O projeto do governo nunca foi apresentado formalmente e morreu antes de nascer, mas não é segredo pra ninguém que a volta da Contribuição Provisória Sobre Movimentação Financeira (CPMF) estava nos planos de Paulo Guedes, ministro da Economia.

Para falar sobre esse fantasma que paira sobre nossas cabeças desde os anos 90, conversamos com Rodrigo Gerard, que é servidor de carreira do Banco Central e especialista em orçamento.

Ouça neste episódio do Crédito ou Débito, o podcast do Reconta Aí:

O novo imposto citado pelo ministro Paulo Guedes em entrevista parece CPMF, cheira a CPMFe age como uma CPMF.

ITF ou CPMF disfarçada?

Como prometido pelo governo, a Reforma da Previdência foi apenas o começo das mudanças significativas do governo Bolsonaro para a economia brasileira. A Reforma Tributária é a próxima na fila e promete ser tão polêmica quanto a previdenciária.

Por ora, há duas propostas de Reforma Tributária no Congresso Nacional. Na Câmara dos Deputados, tramita a PEC 45/2019 apresentada pelo deputado federal Baleia Rossi (MDB-SP). Já no Senado, a PEC 110/2019, que já foi aprovada na Câmara dos Deputados, está em votação.

Porém, o governo também tem uma proposta. Ela ainda não foi formalmente apresentada à sociedade, mas o ministro Paulo Guedes vem soltando aos poucos alguns dos pontos mais importantes.

O controverso Imposto Sobre Transações Financeiras

Entre os pontos apresentados por Paulo Guedes em entrevista ao jornal Valor está a recriação da Contribuição Provisória sobre Movimentação Financeira (CPMF).
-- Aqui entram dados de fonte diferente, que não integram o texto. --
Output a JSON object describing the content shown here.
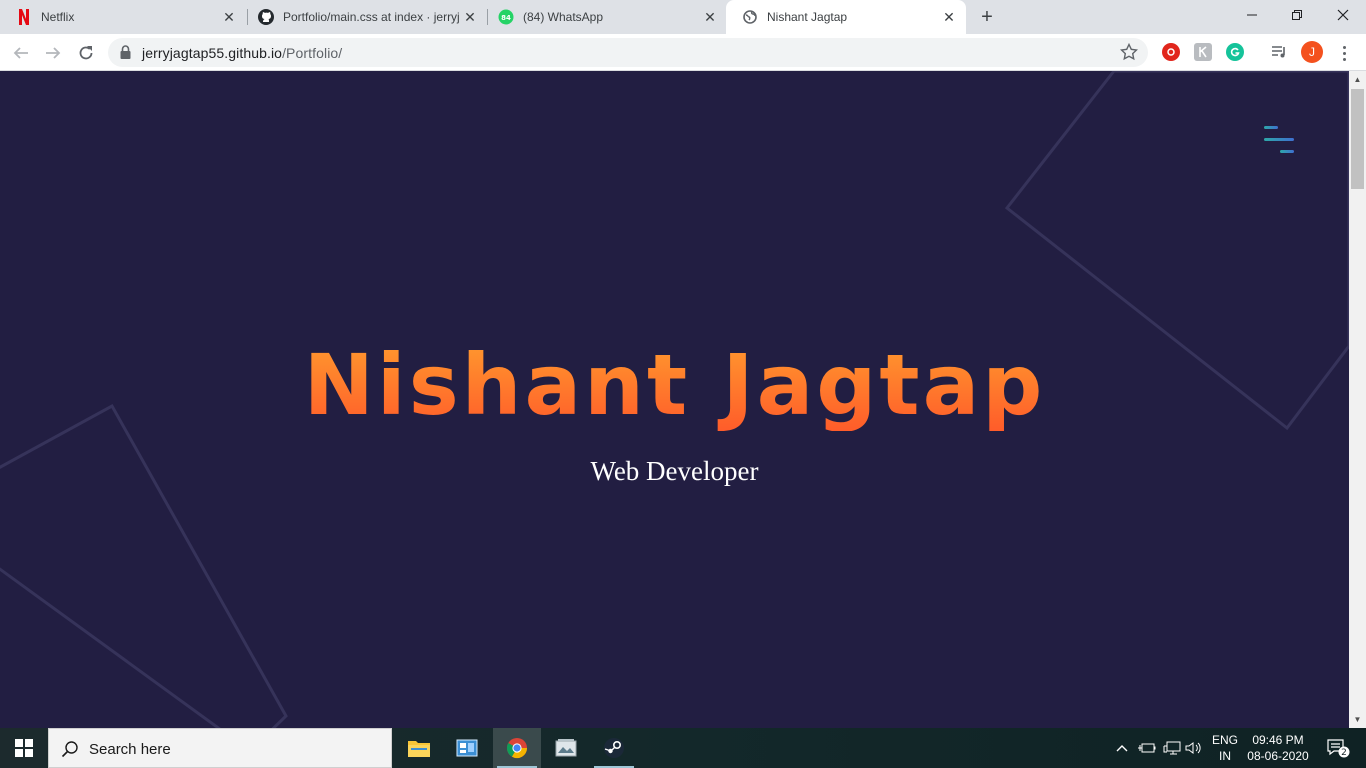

A CPMF passaria a se chamar Imposto Sobre Transações Financeiras,  ou ITF, e teria uma alíquota entre 0,2% e 1%, a depender da decisão do Congresso.

Segundo Guedes, o governo pretende arrecadar R$ 150 bilhões com o ITF.  O imposto, compensará alguns impostos que são pagos apenas pelas empresas, livrando a folha de pagamentos. Mas passará a ser pago por toda população.

Com o objetivo de desonerar os empresários, aumenta a carga tributária da população. Inclusive, há a previsão do fim da Contribuição Social Sobre Lucro Líquido (CSLL), tributo que compõe a receita da Previdência Social, o que pode diminuir muito a arrecadação da Seguridade Social como um todo.

É importante lembrar que a Seguridade Social abarca não só a previdência, mas também a Saúde e a Assistência Social.

As crítcas à CPMF e ao ITF

Uma das maiores críticas à tributações como a CPMF e o ITF é o efeito cumulativo. Olha como ele vai impactar o cidadão comum:

Ao depositar o dinheiro no banco, você paga o imposto. Depois, quando for necessário fazer qualquer operação financeira, como pagamento de contas, saque ou transferência, você terá que pagar o imposto novamente.

Porém, a experiência brasileira que ocorreu entre 1997 a 2007 mostrou que esse fator não se mostrou tão grave. Há que se lembrar também que o imposto no período foi destinado ao financiamento do Sistema Único de Saúde (SUS), que beneficiaria toda a população.

Como está proposto pelo ministro Paulo Guedes não há benefício social que justifique a cobrança. Ou seja, apenas onera a população em detrimento de desonerações aos empresários.